The sociologists are not unanimous on the issue of crises. Economics is unique in this sense, it has been studying crises since the late 19th century [de Soto, 2009].

However, according to K. Borchardt, many economists do not view this phenomenon as something unusual, due to the frequent nature of crises in the capitalist economy. From the perspective of cyclic development the crisis seems to be something that, in essence, is “as normal” as every other phase of the cycle [Borchardt, 1992: 95].

In addition, many theorists consider them healthy, as the subsequent process can transfer to a new upward phase, state of affairs. In that context there was the only exception– the 1929 world economic crisis, which differed from its predecessors and had unprecedented destructive consequences [Smiley, 2009; Vodi c ka, 2009]. Borchardt warns against exaggerated optimism and hope for the functionality of economic crises. He emphasizes the necessity to study crises for the “adjustment of structural dissonance” [Borchardt, 1992: 104].

In this regard, today the key issue is how much attention should be given to modern manifestations of the economic crisis [Foster – Magdoff, 2009; Varoufakis, 2013; Lynn, 2013]. Does it entail one of many descending phases within the recurring economic cycles? Or is the crisis nature different, more profound and meaningful? P. Robejsek believes that the recent financial industry crisis has been only “intermission in the growing global crisis”.

To support this thesis he advances 4 important reasons:

  • 1.    There is an increasing trend to create too large economic units (conglomerate firms) for democratic management.

  • 2.    Today authoritarian regimes “can promote its economic potential more effectively than western democracies”.

  • 3.    In the developed western countries “for a long time there has been a decrease in the number of jobs that will feed on average gifted people”, who, thus, lose hope for the preservation of existing living standards.

  • 4.    “Developing countries can achieve western levels of prosperity neither through division of labor, nor through developed economies” [Robej s ek, 2010: 38-41].
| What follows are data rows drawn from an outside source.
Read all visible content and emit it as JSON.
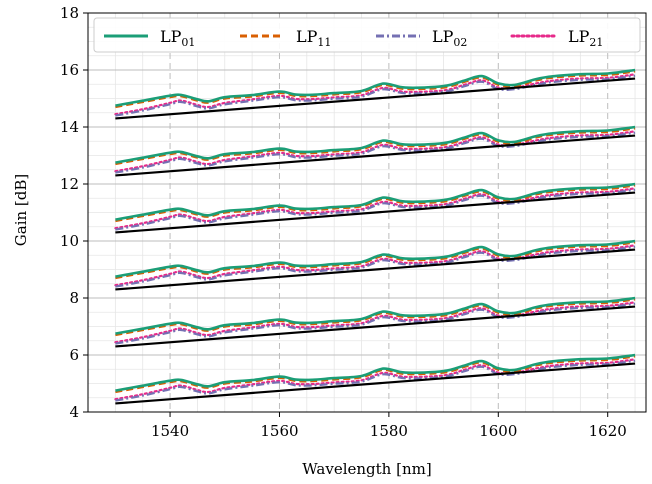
{
  "chart_data": {
    "type": "line",
    "xlabel": "Wavelength [nm]",
    "ylabel": "Gain [dB]",
    "xlim": [
      1525,
      1627
    ],
    "ylim": [
      4,
      18
    ],
    "xticks": [
      1540,
      1560,
      1580,
      1600,
      1620
    ],
    "yticks": [
      4,
      6,
      8,
      10,
      12,
      14,
      16,
      18
    ],
    "grid": true,
    "legend_position": "top",
    "legend_columns": 4,
    "x": [
      1530,
      1535,
      1540,
      1542,
      1545,
      1547,
      1550,
      1555,
      1560,
      1563,
      1566,
      1570,
      1575,
      1579,
      1583,
      1590,
      1594,
      1597,
      1600,
      1603,
      1607,
      1610,
      1615,
      1620,
      1625
    ],
    "mode_offsets": {
      "LP01": [
        0.45,
        0.55,
        0.65,
        0.65,
        0.45,
        0.35,
        0.45,
        0.45,
        0.5,
        0.35,
        0.3,
        0.3,
        0.3,
        0.5,
        0.3,
        0.25,
        0.4,
        0.5,
        0.2,
        0.1,
        0.25,
        0.3,
        0.3,
        0.25,
        0.3
      ],
      "LP11": [
        0.4,
        0.5,
        0.6,
        0.6,
        0.4,
        0.3,
        0.4,
        0.4,
        0.45,
        0.3,
        0.25,
        0.25,
        0.25,
        0.45,
        0.25,
        0.2,
        0.35,
        0.45,
        0.15,
        0.05,
        0.2,
        0.25,
        0.25,
        0.2,
        0.25
      ],
      "LP02": [
        0.1,
        0.2,
        0.35,
        0.4,
        0.2,
        0.1,
        0.2,
        0.25,
        0.3,
        0.15,
        0.1,
        0.1,
        0.1,
        0.3,
        0.1,
        0.05,
        0.2,
        0.3,
        0.0,
        -0.05,
        0.05,
        0.1,
        0.1,
        0.05,
        0.1
      ],
      "LP21": [
        0.15,
        0.25,
        0.4,
        0.45,
        0.25,
        0.15,
        0.25,
        0.3,
        0.35,
        0.2,
        0.15,
        0.15,
        0.15,
        0.35,
        0.15,
        0.1,
        0.25,
        0.35,
        0.05,
        0.0,
        0.1,
        0.15,
        0.15,
        0.1,
        0.15
      ]
    },
    "groups": [
      {
        "reference_start": 14.3,
        "reference_end": 15.7
      },
      {
        "reference_start": 12.3,
        "reference_end": 13.7
      },
      {
        "reference_start": 10.3,
        "reference_end": 11.7
      },
      {
        "reference_start": 8.3,
        "reference_end": 9.7
      },
      {
        "reference_start": 6.3,
        "reference_end": 7.7
      },
      {
        "reference_start": 4.3,
        "reference_end": 5.7
      }
    ],
    "series": [
      {
        "key": "LP01",
        "name": "LP",
        "subscript": "01",
        "color": "#1b9e77",
        "style": "solid"
      },
      {
        "key": "LP11",
        "name": "LP",
        "subscript": "11",
        "color": "#d95f02",
        "style": "dashed"
      },
      {
        "key": "LP02",
        "name": "LP",
        "subscript": "02",
        "color": "#7570b3",
        "style": "dashdot"
      },
      {
        "key": "LP21",
        "name": "LP",
        "subscript": "21",
        "color": "#e7298a",
        "style": "dotted"
      }
    ],
    "reference_color": "#000000"
  }
}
Immanuel Wallerstein, Randall Collins, Michael Mann, George Derluguian and Craig Calhoun [Wallerstein - Collins -Mann - Derluguian - Calhoun, 2013: 163-192] are even more radical in their forecasts. These authors state that in the modern world the light is at the end of the middle-term historical phase, which goes back to the 1970s crisis. They agree that we have entered into a stormy and dark period of history, which will last for several decades and can lead to significant structural changes worldwide. They believe that there are three development alternatives as a minimum: one of them is an ultimate crisis of capitalism as a world system; the second is a decline of the capitalist hegemons and their replacement with new ones; the third alternative is a global environmental shock, causing other subsequent changes [ibidem: 178].

According to the authors’ data, it can be expected that the systemic crisis of such scale will bring destruction and encourage violent actions.
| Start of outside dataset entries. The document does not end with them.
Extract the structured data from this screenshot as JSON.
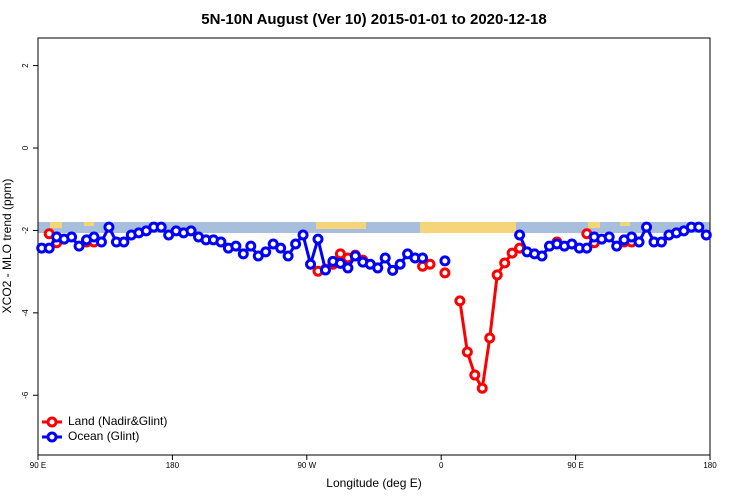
{
  "chart_data": {
    "type": "line",
    "title": "5N-10N August (Ver 10)   2015-01-01 to 2020-12-18",
    "x_label": "Longitude (deg E)",
    "y_label": "XCO2 - MLO trend (ppm)",
    "xlim": [
      90,
      540
    ],
    "ylim": [
      -7.45,
      2.67
    ],
    "xticks": [
      {
        "value": 90,
        "label": "90 E"
      },
      180,
      {
        "value": 270,
        "label": "90 W"
      },
      {
        "value": 360,
        "label": "0"
      },
      {
        "value": 450,
        "label": "90 E"
      },
      {
        "value": 540,
        "label": "180"
      }
    ],
    "yticks": [
      -6,
      -4,
      -2,
      0,
      2
    ],
    "legend": "bottom-left",
    "x": [
      92.5,
      97.5,
      102.5,
      107.5,
      112.5,
      117.5,
      122.5,
      127.5,
      132.5,
      137.5,
      142.5,
      147.5,
      152.5,
      157.5,
      162.5,
      167.5,
      172.5,
      177.5,
      182.5,
      187.5,
      192.5,
      197.5,
      202.5,
      207.5,
      212.5,
      217.5,
      222.5,
      227.5,
      232.5,
      237.5,
      242.5,
      247.5,
      252.5,
      257.5,
      262.5,
      267.5,
      272.5,
      277.5,
      282.5,
      287.5,
      292.5,
      297.5,
      302.5,
      307.5,
      312.5,
      317.5,
      322.5,
      327.5,
      332.5,
      337.5,
      342.5,
      347.5,
      352.5,
      357.5,
      362.5,
      367.5,
      372.5,
      377.5,
      382.5,
      387.5,
      392.5,
      397.5,
      402.5,
      407.5,
      412.5,
      417.5,
      422.5,
      427.5,
      432.5,
      437.5,
      442.5,
      447.5,
      452.5,
      457.5,
      462.5,
      467.5,
      472.5,
      477.5,
      482.5,
      487.5,
      492.5,
      497.5,
      502.5,
      507.5,
      512.5,
      517.5,
      522.5,
      527.5,
      532.5,
      537.5
    ],
    "series": [
      {
        "name": "Land (Nadir&Glint)",
        "color": "#ff0000",
        "values": [
          null,
          -2.08,
          -2.3,
          null,
          null,
          null,
          -2.28,
          -2.28,
          null,
          null,
          null,
          null,
          null,
          null,
          null,
          null,
          null,
          null,
          null,
          null,
          null,
          null,
          null,
          null,
          null,
          null,
          null,
          null,
          null,
          null,
          null,
          null,
          null,
          null,
          null,
          null,
          null,
          -2.99,
          -2.94,
          -2.82,
          -2.57,
          -2.67,
          -2.6,
          -2.72,
          null,
          null,
          null,
          null,
          null,
          null,
          null,
          -2.87,
          -2.82,
          null,
          -3.03,
          null,
          -3.71,
          -4.95,
          -5.51,
          -5.83,
          -4.61,
          -3.08,
          -2.79,
          -2.55,
          -2.43,
          null,
          null,
          null,
          null,
          -2.28,
          null,
          null,
          null,
          -2.08,
          -2.3,
          null,
          null,
          null,
          -2.28,
          -2.28,
          null,
          null,
          null,
          null,
          null,
          null,
          null,
          null,
          null,
          null
        ]
      },
      {
        "name": "Ocean (Glint)",
        "color": "#0000ff",
        "values": [
          -2.43,
          -2.43,
          -2.16,
          -2.21,
          -2.16,
          -2.38,
          -2.23,
          -2.16,
          -2.28,
          -1.92,
          -2.28,
          -2.28,
          -2.11,
          -2.06,
          -2.01,
          -1.92,
          -1.92,
          -2.11,
          -2.01,
          -2.06,
          -2.01,
          -2.16,
          -2.23,
          -2.23,
          -2.28,
          -2.43,
          -2.38,
          -2.57,
          -2.38,
          -2.62,
          -2.52,
          -2.33,
          -2.43,
          -2.62,
          -2.33,
          -2.11,
          -2.82,
          -2.21,
          -2.96,
          -2.75,
          -2.8,
          -2.91,
          -2.62,
          -2.77,
          -2.82,
          -2.91,
          -2.67,
          -2.97,
          -2.82,
          -2.57,
          -2.67,
          -2.67,
          null,
          null,
          -2.74,
          null,
          null,
          null,
          null,
          null,
          null,
          null,
          null,
          null,
          -2.11,
          -2.52,
          -2.57,
          -2.62,
          -2.38,
          -2.33,
          -2.38,
          -2.33,
          -2.43,
          -2.43,
          -2.16,
          -2.21,
          -2.16,
          -2.38,
          -2.23,
          -2.16,
          -2.28,
          -1.92,
          -2.28,
          -2.28,
          -2.11,
          -2.06,
          -2.01,
          -1.92,
          -1.92,
          -2.11
        ]
      }
    ]
  }
}
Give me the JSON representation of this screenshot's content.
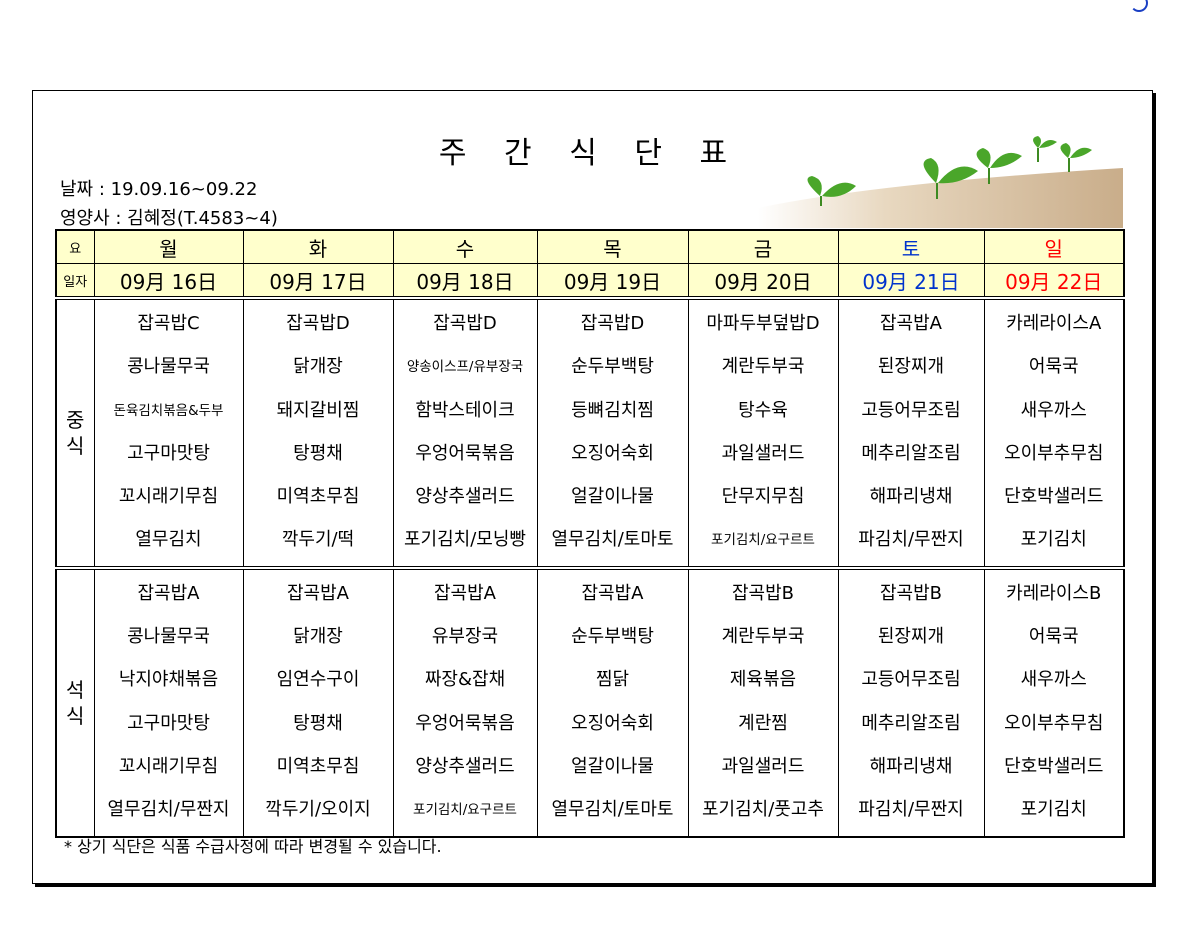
{
  "title": "주 간 식 단 표",
  "date_line": "날짜 : 19.09.16~09.22",
  "dietitian_line": "영양사 : 김혜정(T.4583~4)",
  "header_labels": {
    "day": "요",
    "date": "일자"
  },
  "meals": {
    "lunch": "중\n식",
    "dinner": "석\n식"
  },
  "colors": {
    "header_bg": "#ffffcc",
    "saturday": "#0033cc",
    "sunday": "#ff0000"
  },
  "days": [
    {
      "day": "월",
      "date": "09月 16日",
      "color": "#000000"
    },
    {
      "day": "화",
      "date": "09月 17日",
      "color": "#000000"
    },
    {
      "day": "수",
      "date": "09月 18日",
      "color": "#000000"
    },
    {
      "day": "목",
      "date": "09月 19日",
      "color": "#000000"
    },
    {
      "day": "금",
      "date": "09月 20日",
      "color": "#000000"
    },
    {
      "day": "토",
      "date": "09月 21日",
      "color": "#0033cc"
    },
    {
      "day": "일",
      "date": "09月 22日",
      "color": "#ff0000"
    }
  ],
  "lunch": [
    [
      "잡곡밥C",
      "콩나물무국",
      "돈육김치볶음&두부",
      "고구마맛탕",
      "꼬시래기무침",
      "열무김치"
    ],
    [
      "잡곡밥D",
      "닭개장",
      "돼지갈비찜",
      "탕평채",
      "미역초무침",
      "깍두기/떡"
    ],
    [
      "잡곡밥D",
      "양송이스프/유부장국",
      "함박스테이크",
      "우엉어묵볶음",
      "양상추샐러드",
      "포기김치/모닝빵"
    ],
    [
      "잡곡밥D",
      "순두부백탕",
      "등뼈김치찜",
      "오징어숙회",
      "얼갈이나물",
      "열무김치/토마토"
    ],
    [
      "마파두부덮밥D",
      "계란두부국",
      "탕수육",
      "과일샐러드",
      "단무지무침",
      "포기김치/요구르트"
    ],
    [
      "잡곡밥A",
      "된장찌개",
      "고등어무조림",
      "메추리알조림",
      "해파리냉채",
      "파김치/무짠지"
    ],
    [
      "카레라이스A",
      "어묵국",
      "새우까스",
      "오이부추무침",
      "단호박샐러드",
      "포기김치"
    ]
  ],
  "dinner": [
    [
      "잡곡밥A",
      "콩나물무국",
      "낙지야채볶음",
      "고구마맛탕",
      "꼬시래기무침",
      "열무김치/무짠지"
    ],
    [
      "잡곡밥A",
      "닭개장",
      "임연수구이",
      "탕평채",
      "미역초무침",
      "깍두기/오이지"
    ],
    [
      "잡곡밥A",
      "유부장국",
      "짜장&잡채",
      "우엉어묵볶음",
      "양상추샐러드",
      "포기김치/요구르트"
    ],
    [
      "잡곡밥A",
      "순두부백탕",
      "찜닭",
      "오징어숙회",
      "얼갈이나물",
      "열무김치/토마토"
    ],
    [
      "잡곡밥B",
      "계란두부국",
      "제육볶음",
      "계란찜",
      "과일샐러드",
      "포기김치/풋고추"
    ],
    [
      "잡곡밥B",
      "된장찌개",
      "고등어무조림",
      "메추리알조림",
      "해파리냉채",
      "파김치/무짠지"
    ],
    [
      "카레라이스B",
      "어묵국",
      "새우까스",
      "오이부추무침",
      "단호박샐러드",
      "포기김치"
    ]
  ],
  "note": "* 상기 식단은 식품 수급사정에 따라 변경될 수 있습니다.",
  "decoration": {
    "image": "sprouts-in-soil"
  }
}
So, it is high time to think about the possibilities of collective strategies in order to address the challenge and prevent violent acts.
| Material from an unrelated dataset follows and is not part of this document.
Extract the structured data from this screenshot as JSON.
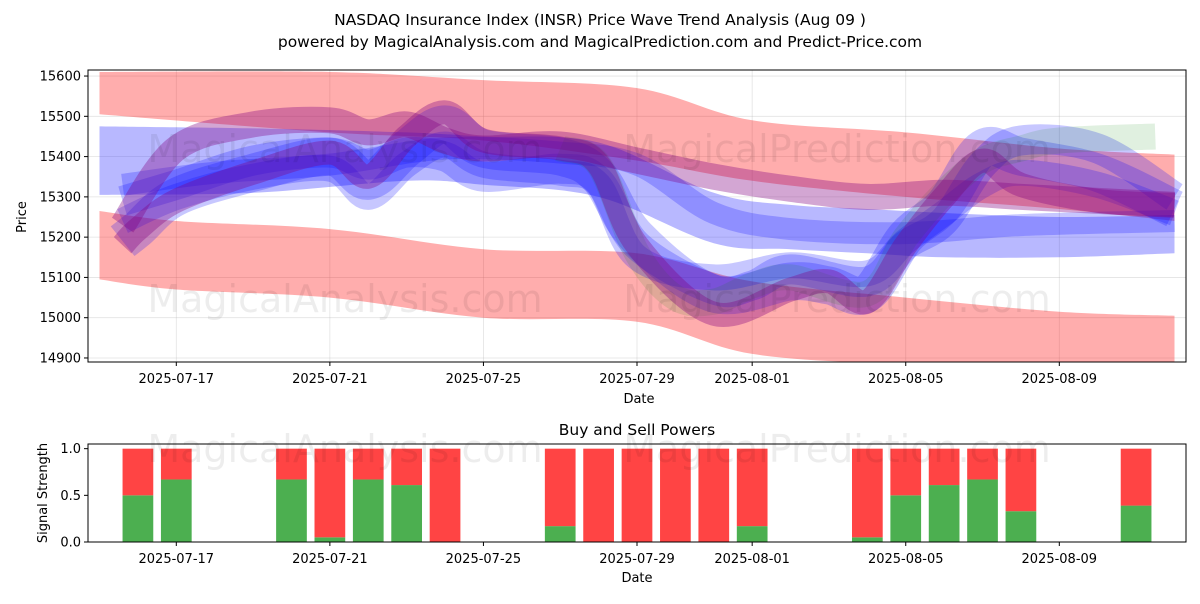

Let us add that these opinions represent only some forecasts, which are discussed nowadays. These forecasts are often different in concrete aspects, but many of them suggest that the problems of today are obviously deeper than we often admit. And this can be dangerous: if the modern phase of modernity development is associated with the premise of reflexivity (reflexive modernization), the insufficient and inadequate reflection of the processes can contribute to the fact that the crisis can become a warning of break-up, i.e. collapse.